Bien que la transmission puisse être la plus facile et la plus fréquente dans les ménages et les résidences collectives, la transmission communautaire relie ces milieux et est donc essentielle pour soutenir l'épidémie, même si elle provoque directement moins de cas. Toutefois, les propriétés de la transmission communautaire sont difficiles à mesurer, et c'est à cette échelle que se situait en octobre 2020 une grande partie du débat restant sur la transmission du Covid-19.

Logo du risque biologique (biohazard).

Outre l'effet des super-contaminateurs, la transmission du virus peut également être amplifiée si plusieurs infections ultérieures se succèdent rapidement et si des épidémies avec des taux d'attaque élevés se sont produites dans des milieux de contact rapproché tels que les églises (38%), les usines de transformation de viande (36%) et les écoles (14%). A ce sujet, les lieux de culte restent des foyers d'infection (cf. le premier cas identifié dans une église en Corée du Sud), les mosquées et les synagogues (en Israël), raison pour laquelle au début de l'épidémie elles ont d'abord réduit l'affluence des fidèles puis furent fermées au public vers la mi-mars 2020 (cf. The Guardian).

Il reste toutefois des pays où des communautés de croyants comme les Évangélistes aux Etats-Unis, les Ultra-Orthodoxes en Israël ou certains Musulmans en Inde se croient protégés par une Puissance supérieure ou refusent de suivre les actualités et continuent à se rassembler malgré le confinement (cf. RTBF, La Meuse, CNews). On y reviendra quand nous ferons le bilan de la crise sanitaire à propos de la théorie du complot, des mensonges et de l'obscurantisme.

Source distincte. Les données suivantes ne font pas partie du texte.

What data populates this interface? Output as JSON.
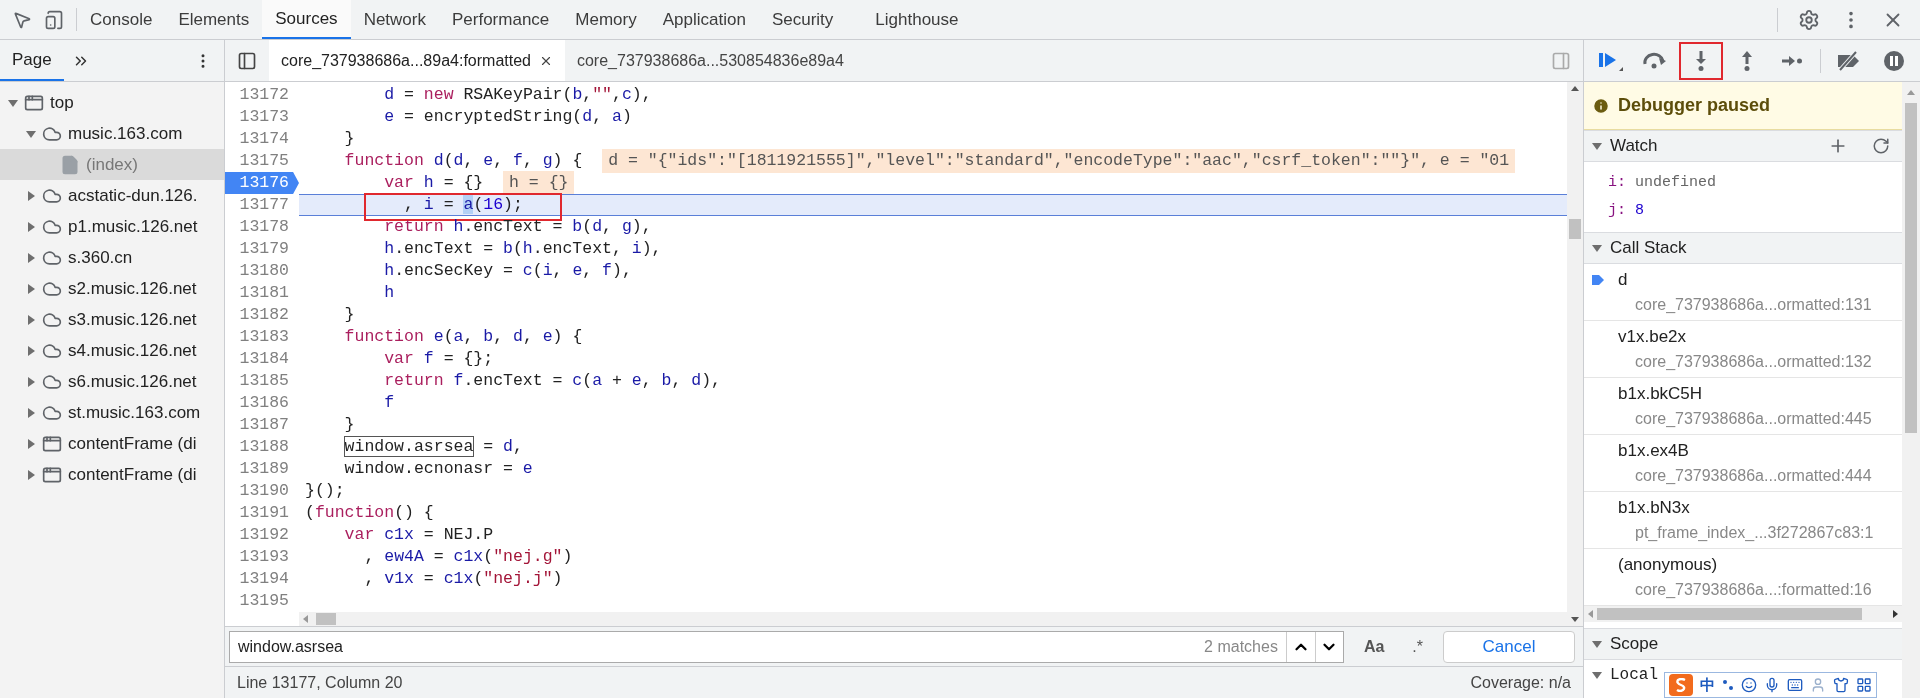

Justin Leesler et ses collègues abordent également les stratégies des gouvernements. "Les moteurs de la pandémie de Covid-19 - les environnements domestiques et résidentiels, la communauté et la transmission à longue distance - ont des implications importantes pour les stratégies de lutte. En effet, en passant de l'échelle internationale à l'échelle des ménages, le poids des interventions est partagé par plus de personnes; il y a peu de voyageurs internationaux, mais presque tout le monde vit dans des ménages et des communautés. Les mesures visant à réduire la propagation au sein des ménages peuvent sembler particulièrement difficiles, mais comme elles affectent directement un très grand nombre de personnes, elles n'ont pas besoin d'être parfaites. L'utilisation de masques de protection et le cloisonnement des espaces domestiques, l'isolement ou la mise en quarantaine à l'extérieur du domicile et, à l'avenir, la fourniture de médicaments préventifs aux ménages pourraient avoir des effets importants même s'ils n'offrent qu'une protection modeste. Inversement, les mesures de lutte à plus grande échelle spatiale (par exemple, interrégionale) doivent être largement mises en œuvre et très efficaces pour contenir le virus. En effet, peu de pays ont réussi à enrayer la contamination sans confinement de la population et sans fermetures des entreprises, en particulier lorsque la transmission communautaire est répandue". Ce sont exactement les stratégies que nos gouvernements ont essayé d'appliquer avec les succès et les échecs que l'on sait, le principal facteur de réussite étant l'adhésion de la population aux mesures prises.